Bush is expected to make a greater push for reform in the Middle East during the G8 Summit in June, calling for an American-European alliance to endorse greater democratic and human rights principles in the Middle East. The initiative is expected to build upon Bush's words at Whitehall Palace back in November, when he said to a British audience: "We must shake off decades of failed policy in the Middle East. Your nation and mine, in the past, have been willing to make a bargain, to tolerate oppression for the sake of stability. Longstanding ties often led us to overlook the faults of local elites. Yet this bargain did not bring stability or make us safe. It merely bought time, while problems festered and ideologies of violence took hold."

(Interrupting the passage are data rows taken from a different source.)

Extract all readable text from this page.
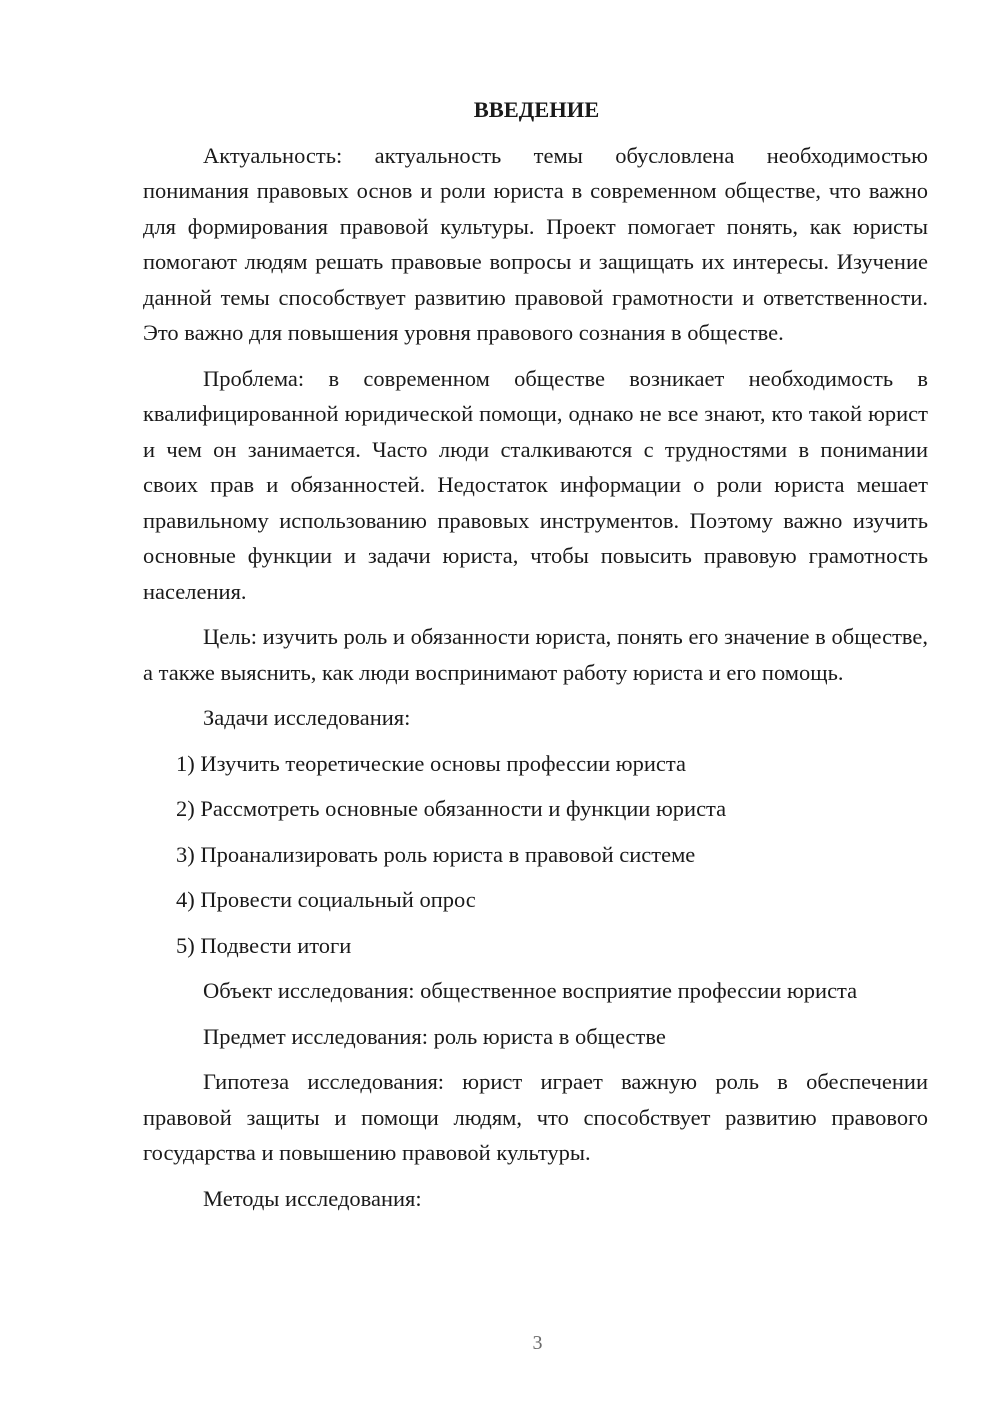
ВВЕДЕНИЕ

Актуальность: актуальность темы обусловлена необходимостью понимания правовых основ и роли юриста в современном обществе, что важно для формирования правовой культуры. Проект помогает понять, как юристы помогают людям решать правовые вопросы и защищать их интересы. Изучение данной темы способствует развитию правовой грамотности и ответственности. Это важно для повышения уровня правового сознания в обществе.

Проблема: в современном обществе возникает необходимость в квалифицированной юридической помощи, однако не все знают, кто такой юрист и чем он занимается. Часто люди сталкиваются с трудностями в понимании своих прав и обязанностей. Недостаток информации о роли юриста мешает правильному использованию правовых инструментов. Поэтому важно изучить основные функции и задачи юриста, чтобы повысить правовую грамотность населения.

Цель: изучить роль и обязанности юриста, понять его значение в обществе, а также выяснить, как люди воспринимают работу юриста и его помощь.

Задачи исследования:

1) Изучить теоретические основы профессии юриста

2) Рассмотреть основные обязанности и функции юриста

3) Проанализировать роль юриста в правовой системе

4) Провести социальный опрос

5) Подвести итоги

Объект исследования: общественное восприятие профессии юриста

Предмет исследования: роль юриста в обществе

Гипотеза исследования: юрист играет важную роль в обеспечении правовой защиты и помощи людям, что способствует развитию правового государства и повышению правовой культуры.

Методы исследования:

3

Well, Chirac is already busy undermining any such initiative. On Saturday morning, the French president met with Saudi Foreign Minister Prince Saud Al-Faisal in a show of French-Saudi solidarity. The two men expressed "the shared opinion that any action designed to encourage modernization and reform in the Arab and Muslim word must be accompanied with a solution to the Israeli-Palestinian problem." What do the thousands of political prisoners in Egyptian prisons have to do with the Israeli-Palestinian conflict? Why should Syria be able to claim that it will not lift its 40+ year state of emergency that has crushed intellectual discourse in that country until the status of Gaza and the West Bank is determined? By all means, make peace between Israelis and Palestinians a priority. However don't make all reform in the Middle East contingent upon it. Chirac is merely providing an excuse for totalitarian governments. Moreover, the French government is encouraging perverse incentives. The longer the House of Saud can focus Western attention on the West Bank, the more it can ride roughshod over basic human rights and, for example, continue to treat Saudi Shi'ites as second-class citizens in their own country.
It's clear that Chirac's government cannot be relied upon to support any initiative of reform in the Middle East. It would rather support an oppressive status quo and use the current Middle East regimes as allies to fight the American menace.